On Twitter yesterday, Beard recalled that the late artist Carolee Schneemann had once told him that watching Price’s Warm Broth (1988) was “an indelible experience. That really is the apposite word when describing Luther’s movies—indelible. They stay with you, like a childhood memory, or a scar.” Warm Broth, made when Price was going by the name Tom Rhoads, is directly informed by Price’s own childhood memories. He appears dressed as his mother as she goes shopping, hangs laundry, and so on. “There’s a moment in the film when sound and image sync exquisitely,” wrote Tanner Tafelski for Hyperallergic in 2015. “During a rigid and recurring shot of the mother from the chest down, we see her hands peeling potatoes (shades of Jeanne Dielman) at a counter.” At one point, “her hand swiftly goes to her wrist. It’s gasp-inducing, even though she doesn’t cut but merely scratches herself. In the next shot, a fudge bar melts, or associatively bleeds, and a pool of chocolate forms around a wooden stick. Through editing and montage, Rhoads reveals the violence inherent in such charged images.”
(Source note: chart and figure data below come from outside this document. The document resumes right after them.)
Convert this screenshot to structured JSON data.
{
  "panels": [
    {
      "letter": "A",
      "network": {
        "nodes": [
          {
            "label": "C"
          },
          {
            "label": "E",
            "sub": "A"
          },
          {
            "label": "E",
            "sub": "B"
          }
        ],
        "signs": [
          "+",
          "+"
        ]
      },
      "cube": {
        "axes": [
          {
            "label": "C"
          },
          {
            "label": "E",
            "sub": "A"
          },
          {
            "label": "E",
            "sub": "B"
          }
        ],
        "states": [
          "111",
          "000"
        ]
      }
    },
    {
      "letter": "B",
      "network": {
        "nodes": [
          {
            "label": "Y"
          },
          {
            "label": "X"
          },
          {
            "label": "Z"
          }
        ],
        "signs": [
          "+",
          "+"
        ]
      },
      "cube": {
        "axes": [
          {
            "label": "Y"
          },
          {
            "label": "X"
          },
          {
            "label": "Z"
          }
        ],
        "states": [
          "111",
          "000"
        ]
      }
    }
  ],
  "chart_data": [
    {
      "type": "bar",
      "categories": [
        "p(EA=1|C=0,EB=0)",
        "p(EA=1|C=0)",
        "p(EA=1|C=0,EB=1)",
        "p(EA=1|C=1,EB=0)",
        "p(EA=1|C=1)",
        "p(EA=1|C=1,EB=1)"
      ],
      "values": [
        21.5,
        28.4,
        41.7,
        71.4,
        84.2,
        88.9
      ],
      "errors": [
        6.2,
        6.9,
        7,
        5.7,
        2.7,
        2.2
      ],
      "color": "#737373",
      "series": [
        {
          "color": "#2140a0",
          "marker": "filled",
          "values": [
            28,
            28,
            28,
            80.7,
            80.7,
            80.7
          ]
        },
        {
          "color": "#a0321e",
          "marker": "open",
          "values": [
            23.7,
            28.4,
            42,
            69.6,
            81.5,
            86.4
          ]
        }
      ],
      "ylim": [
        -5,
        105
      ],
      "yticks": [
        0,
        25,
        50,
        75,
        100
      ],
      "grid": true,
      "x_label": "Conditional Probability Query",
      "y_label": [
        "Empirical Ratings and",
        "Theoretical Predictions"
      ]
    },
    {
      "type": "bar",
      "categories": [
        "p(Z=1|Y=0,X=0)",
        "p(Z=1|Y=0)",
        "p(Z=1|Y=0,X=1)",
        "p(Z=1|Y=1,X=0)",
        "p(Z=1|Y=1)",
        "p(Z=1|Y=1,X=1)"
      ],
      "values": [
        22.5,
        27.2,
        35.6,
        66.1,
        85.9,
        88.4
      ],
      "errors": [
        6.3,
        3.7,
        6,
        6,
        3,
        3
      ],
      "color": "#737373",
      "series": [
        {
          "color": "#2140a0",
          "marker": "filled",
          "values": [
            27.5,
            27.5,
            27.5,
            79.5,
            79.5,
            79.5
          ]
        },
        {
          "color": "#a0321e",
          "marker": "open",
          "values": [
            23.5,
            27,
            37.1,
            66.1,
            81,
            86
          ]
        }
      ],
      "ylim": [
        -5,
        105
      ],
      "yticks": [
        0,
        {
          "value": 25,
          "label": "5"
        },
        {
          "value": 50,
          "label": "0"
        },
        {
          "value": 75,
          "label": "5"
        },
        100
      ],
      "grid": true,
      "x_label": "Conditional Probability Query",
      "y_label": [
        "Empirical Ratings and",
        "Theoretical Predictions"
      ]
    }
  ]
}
Tom Rhoads became Luther Price with Sodom (1989–1994), which in the program notes for a 2013 retrospective at the International Short Film Festival Oberhausen, Halter called “a vision of hell crafted from old gay porn, cheap color films faded into a sickly shitlike yellow-green-brown, with faces of men jittering inside hole-punched haloes, evoking at once ecstasy and torment.” Halter adds that the late filmmaker Michael Wallin, writing in the San Francisco Cinematheque’s journal Cinematograph, “defended Sodom as a work of formidable emotion and deep ambiguity, comparable to Kenneth Anger’s Fireworks or Jean Genet’s Un Chant d’amour, an ‘exploration . . . of the complex, contradictory nature of sexuality itself. Power, control, brutality—all are there, companions to lust and pleasure.’”

Writing for the Dissolve in 2013, Michael Sicinski proposed that Price had “refined his method” in the series of films made after the turn of the millennium. “There’s more unapologetic beauty,” Sicinski found. “His delicate organization of repeated images within staggered frames recalls the stylized queer decadence of Gilbert & George, but without the crutch of graphic design and self-branding. The films, meanwhile, have attained a staccato musicality in their disruption and repetition.” Bright Lights Film Journal editor Gary Morris wrote in 2000 about admiring Price’s “refusal to let the work alone after it’s made,” adding that “his insistence on the ‘aliveness’ of the film-object” is “one of the most exhilarating aspects of his work.” And Tafelski noted that when Halter brought a program of these films to London in 2012, he declared: “Luther Price is Brakhage after Punk.”